Traditional logic assumes that the NPP registrations will generally vote in the same fashion that the rest of the splits do– for instance if we extrapolate the 27% of the total who are NPP, their voting habits will likely reflect the equivalent voting habits for the party-registered voters, indicating that Republicans and Democrats can generally rely on 9.18% of the total (34% of 27%) to vote for each of them, even though they are registered NPP, and about 1.35% of the total (5% of 27%) will go to third-parties.
As Republicans continue to elect leaders for the OC GOP who endorse politicians like the Diane Dixon (www.dumpdixon.com) for endorsements as “model republicans”, it is easy to see why the small-government Republican base is fleeing: Nobody is holding on to the small government values they profess to exude.
At the same time, Democrats are ramping up the anti-Trump rhetoric to a degree that it is ever-present. Like an old TV that makes that near-hyper-sonic noise when it’s turned on, the presidential criticism always rings in the background.
But how will it all pan out during the upcoming election season?
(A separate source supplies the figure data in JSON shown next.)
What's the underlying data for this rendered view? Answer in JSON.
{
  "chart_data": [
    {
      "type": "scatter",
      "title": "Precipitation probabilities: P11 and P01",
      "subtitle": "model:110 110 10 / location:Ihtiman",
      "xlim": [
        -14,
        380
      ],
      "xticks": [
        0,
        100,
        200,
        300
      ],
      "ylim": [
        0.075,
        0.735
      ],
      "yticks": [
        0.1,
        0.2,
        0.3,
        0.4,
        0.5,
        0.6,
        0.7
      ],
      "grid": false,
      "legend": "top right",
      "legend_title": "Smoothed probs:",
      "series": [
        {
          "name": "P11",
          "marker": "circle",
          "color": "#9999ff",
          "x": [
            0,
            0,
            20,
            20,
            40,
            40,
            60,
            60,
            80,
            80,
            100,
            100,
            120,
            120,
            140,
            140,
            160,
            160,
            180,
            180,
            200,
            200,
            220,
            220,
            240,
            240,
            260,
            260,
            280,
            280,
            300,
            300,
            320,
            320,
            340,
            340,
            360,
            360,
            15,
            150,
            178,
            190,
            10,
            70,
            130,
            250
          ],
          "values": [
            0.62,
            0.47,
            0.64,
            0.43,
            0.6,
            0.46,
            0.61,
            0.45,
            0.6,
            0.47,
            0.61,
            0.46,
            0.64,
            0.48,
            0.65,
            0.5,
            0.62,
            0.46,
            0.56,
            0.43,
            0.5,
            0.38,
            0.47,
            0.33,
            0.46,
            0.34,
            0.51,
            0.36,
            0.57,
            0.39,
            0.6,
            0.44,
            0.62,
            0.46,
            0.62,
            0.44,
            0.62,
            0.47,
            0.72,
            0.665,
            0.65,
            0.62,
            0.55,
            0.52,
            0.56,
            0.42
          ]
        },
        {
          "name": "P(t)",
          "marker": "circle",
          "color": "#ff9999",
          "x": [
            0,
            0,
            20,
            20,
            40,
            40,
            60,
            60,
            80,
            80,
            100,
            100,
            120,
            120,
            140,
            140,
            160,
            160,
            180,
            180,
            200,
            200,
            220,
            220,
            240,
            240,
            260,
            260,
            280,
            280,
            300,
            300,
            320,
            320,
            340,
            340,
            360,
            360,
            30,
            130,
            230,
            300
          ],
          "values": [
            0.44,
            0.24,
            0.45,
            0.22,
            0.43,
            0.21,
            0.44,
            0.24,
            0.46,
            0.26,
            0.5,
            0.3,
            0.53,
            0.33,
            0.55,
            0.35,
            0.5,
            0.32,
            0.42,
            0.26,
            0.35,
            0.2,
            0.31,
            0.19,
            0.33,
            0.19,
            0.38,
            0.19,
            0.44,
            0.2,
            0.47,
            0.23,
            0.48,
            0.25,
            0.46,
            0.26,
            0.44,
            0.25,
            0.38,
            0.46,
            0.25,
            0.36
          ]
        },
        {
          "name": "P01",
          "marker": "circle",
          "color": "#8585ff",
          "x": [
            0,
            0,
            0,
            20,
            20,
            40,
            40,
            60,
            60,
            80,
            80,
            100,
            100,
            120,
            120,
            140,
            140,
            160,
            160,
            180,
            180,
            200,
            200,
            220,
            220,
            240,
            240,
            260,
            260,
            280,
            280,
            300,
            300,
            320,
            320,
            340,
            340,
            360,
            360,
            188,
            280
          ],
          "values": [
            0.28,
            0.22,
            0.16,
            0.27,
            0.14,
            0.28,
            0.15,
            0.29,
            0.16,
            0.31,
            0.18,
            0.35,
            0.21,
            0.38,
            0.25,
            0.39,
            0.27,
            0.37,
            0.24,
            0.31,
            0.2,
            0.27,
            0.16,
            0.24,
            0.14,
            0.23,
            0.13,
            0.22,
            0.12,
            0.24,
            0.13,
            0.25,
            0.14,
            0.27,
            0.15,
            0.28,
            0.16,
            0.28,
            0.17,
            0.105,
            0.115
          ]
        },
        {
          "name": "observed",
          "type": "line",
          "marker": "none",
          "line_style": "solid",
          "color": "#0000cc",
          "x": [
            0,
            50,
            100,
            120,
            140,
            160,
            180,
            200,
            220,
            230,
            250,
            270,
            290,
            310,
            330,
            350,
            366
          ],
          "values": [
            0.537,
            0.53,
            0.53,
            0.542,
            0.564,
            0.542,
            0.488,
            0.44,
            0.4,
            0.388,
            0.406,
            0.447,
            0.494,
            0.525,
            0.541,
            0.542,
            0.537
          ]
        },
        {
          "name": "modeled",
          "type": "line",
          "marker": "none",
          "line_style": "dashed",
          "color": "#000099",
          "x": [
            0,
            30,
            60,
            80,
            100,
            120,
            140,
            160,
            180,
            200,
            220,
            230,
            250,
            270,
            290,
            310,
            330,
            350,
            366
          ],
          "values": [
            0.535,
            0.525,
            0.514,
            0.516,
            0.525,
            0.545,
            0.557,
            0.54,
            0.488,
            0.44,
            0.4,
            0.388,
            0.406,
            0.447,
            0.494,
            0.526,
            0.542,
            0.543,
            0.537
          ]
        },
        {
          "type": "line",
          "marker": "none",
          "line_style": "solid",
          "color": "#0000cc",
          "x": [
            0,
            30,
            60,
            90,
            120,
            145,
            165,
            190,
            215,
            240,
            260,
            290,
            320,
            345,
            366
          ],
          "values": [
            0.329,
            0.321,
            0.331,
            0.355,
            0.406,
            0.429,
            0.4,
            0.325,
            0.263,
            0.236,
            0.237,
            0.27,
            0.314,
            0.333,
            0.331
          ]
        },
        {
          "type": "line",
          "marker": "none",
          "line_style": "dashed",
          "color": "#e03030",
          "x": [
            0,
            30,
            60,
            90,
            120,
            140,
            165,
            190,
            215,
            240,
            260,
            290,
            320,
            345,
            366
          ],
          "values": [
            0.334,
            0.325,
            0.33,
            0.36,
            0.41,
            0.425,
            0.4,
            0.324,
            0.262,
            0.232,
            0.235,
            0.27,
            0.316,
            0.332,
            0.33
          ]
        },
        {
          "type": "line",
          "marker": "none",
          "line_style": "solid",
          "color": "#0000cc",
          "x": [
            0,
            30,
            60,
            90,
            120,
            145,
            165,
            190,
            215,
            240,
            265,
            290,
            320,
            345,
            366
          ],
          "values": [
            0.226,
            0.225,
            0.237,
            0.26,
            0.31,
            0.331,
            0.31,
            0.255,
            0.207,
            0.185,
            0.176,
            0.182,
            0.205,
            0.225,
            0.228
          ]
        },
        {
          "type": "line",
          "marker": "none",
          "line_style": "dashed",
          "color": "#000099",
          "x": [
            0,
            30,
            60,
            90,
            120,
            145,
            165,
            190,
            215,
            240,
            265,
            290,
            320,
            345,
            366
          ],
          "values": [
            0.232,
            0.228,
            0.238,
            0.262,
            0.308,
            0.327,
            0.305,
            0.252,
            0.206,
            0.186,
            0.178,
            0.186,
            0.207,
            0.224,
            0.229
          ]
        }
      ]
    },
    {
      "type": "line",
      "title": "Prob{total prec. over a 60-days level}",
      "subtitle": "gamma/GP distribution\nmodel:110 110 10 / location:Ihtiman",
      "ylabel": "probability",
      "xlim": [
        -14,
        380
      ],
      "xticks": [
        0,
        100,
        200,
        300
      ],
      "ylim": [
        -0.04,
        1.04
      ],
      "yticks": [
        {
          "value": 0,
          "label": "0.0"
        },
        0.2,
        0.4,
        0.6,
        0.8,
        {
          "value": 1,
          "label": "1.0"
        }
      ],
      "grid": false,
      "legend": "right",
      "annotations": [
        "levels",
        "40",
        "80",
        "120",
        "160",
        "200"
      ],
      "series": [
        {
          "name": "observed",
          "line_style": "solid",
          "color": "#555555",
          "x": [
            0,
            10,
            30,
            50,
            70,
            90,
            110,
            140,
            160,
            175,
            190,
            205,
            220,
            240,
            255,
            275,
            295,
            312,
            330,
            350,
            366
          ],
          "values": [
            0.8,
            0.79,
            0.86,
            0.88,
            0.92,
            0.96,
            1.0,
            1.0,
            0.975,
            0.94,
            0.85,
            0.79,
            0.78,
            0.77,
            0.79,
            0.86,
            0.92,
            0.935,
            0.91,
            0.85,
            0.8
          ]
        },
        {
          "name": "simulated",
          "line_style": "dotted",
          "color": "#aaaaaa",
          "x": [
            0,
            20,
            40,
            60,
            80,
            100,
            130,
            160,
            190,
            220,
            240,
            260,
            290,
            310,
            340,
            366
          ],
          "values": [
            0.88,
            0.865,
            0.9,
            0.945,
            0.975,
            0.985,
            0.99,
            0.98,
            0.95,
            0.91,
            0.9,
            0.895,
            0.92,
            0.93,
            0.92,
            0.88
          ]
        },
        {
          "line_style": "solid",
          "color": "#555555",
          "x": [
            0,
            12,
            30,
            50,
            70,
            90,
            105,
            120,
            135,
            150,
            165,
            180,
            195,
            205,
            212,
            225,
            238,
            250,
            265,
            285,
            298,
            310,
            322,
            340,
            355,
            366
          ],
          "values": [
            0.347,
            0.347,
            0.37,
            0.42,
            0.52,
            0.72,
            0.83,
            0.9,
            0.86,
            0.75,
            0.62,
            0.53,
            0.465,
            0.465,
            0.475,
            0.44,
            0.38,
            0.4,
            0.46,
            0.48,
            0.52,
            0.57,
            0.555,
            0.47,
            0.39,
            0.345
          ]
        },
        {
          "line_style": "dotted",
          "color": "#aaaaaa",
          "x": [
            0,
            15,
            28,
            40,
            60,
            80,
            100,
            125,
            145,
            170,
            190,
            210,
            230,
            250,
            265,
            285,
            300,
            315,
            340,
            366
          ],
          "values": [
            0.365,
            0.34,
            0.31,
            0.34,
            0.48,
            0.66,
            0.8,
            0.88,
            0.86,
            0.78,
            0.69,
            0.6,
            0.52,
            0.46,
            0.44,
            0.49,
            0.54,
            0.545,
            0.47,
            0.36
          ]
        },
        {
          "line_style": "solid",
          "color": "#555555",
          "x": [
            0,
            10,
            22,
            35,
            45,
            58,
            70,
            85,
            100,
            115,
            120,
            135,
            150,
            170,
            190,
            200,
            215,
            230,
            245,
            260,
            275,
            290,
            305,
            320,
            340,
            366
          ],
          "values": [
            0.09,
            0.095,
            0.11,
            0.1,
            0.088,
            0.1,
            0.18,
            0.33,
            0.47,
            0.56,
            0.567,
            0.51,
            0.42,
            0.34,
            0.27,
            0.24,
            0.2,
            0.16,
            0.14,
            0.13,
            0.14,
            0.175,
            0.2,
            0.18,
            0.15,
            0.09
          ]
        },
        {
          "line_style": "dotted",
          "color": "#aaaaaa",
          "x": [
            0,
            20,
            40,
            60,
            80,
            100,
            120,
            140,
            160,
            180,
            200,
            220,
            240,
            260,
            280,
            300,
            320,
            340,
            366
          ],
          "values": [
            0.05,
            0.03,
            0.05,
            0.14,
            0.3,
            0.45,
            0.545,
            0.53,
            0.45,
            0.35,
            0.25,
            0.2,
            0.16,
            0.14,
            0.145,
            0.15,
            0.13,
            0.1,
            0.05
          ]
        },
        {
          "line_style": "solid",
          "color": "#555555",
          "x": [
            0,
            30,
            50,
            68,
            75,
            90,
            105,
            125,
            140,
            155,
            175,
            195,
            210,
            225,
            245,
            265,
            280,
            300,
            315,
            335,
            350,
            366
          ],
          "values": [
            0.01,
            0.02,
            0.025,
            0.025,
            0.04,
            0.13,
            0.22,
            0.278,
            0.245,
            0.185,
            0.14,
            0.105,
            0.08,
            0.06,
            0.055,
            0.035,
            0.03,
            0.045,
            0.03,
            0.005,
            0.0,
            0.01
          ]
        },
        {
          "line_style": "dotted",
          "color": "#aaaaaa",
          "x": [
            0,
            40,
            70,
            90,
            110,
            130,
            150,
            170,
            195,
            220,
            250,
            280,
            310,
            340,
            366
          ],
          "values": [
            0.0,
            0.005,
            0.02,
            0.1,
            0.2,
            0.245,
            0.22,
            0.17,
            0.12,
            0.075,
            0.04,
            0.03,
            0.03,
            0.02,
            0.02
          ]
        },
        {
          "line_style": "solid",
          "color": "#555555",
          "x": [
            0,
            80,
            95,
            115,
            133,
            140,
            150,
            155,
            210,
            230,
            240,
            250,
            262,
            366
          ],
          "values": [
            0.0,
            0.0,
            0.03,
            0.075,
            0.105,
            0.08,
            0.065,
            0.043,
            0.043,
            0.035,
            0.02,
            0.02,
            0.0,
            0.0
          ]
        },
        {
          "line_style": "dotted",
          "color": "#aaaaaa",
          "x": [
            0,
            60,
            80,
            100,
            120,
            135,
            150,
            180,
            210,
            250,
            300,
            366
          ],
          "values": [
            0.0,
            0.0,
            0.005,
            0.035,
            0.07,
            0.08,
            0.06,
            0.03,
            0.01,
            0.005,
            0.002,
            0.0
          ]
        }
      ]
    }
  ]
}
That’s something that I think everyone is interested in finding out. The “no tax return, no ballot vote” law in California is being challenged right now. The effect of this (other than the obvious) would be to remove Trump from the ballot in California. While nobody actually thinks Trump might win California, the down-ballot cascading effect could deal some serious blows to Republican candidates throughout the state, as people who would normally show up to vote for Trump (and also vote for other Republicans) may not show up at all. Several lawsuits have been filed in an attempt to get this law declared unconstitutional. And with the primaries in California moved up to March 3rd, we will be the one of the first in the nation to vote for the 2020 nominee. Again: While not a single person in California believes that California will go Red this election or any foreseeable one, this was done in order to increase the prominency of our state– primarily for the Democratic nominees.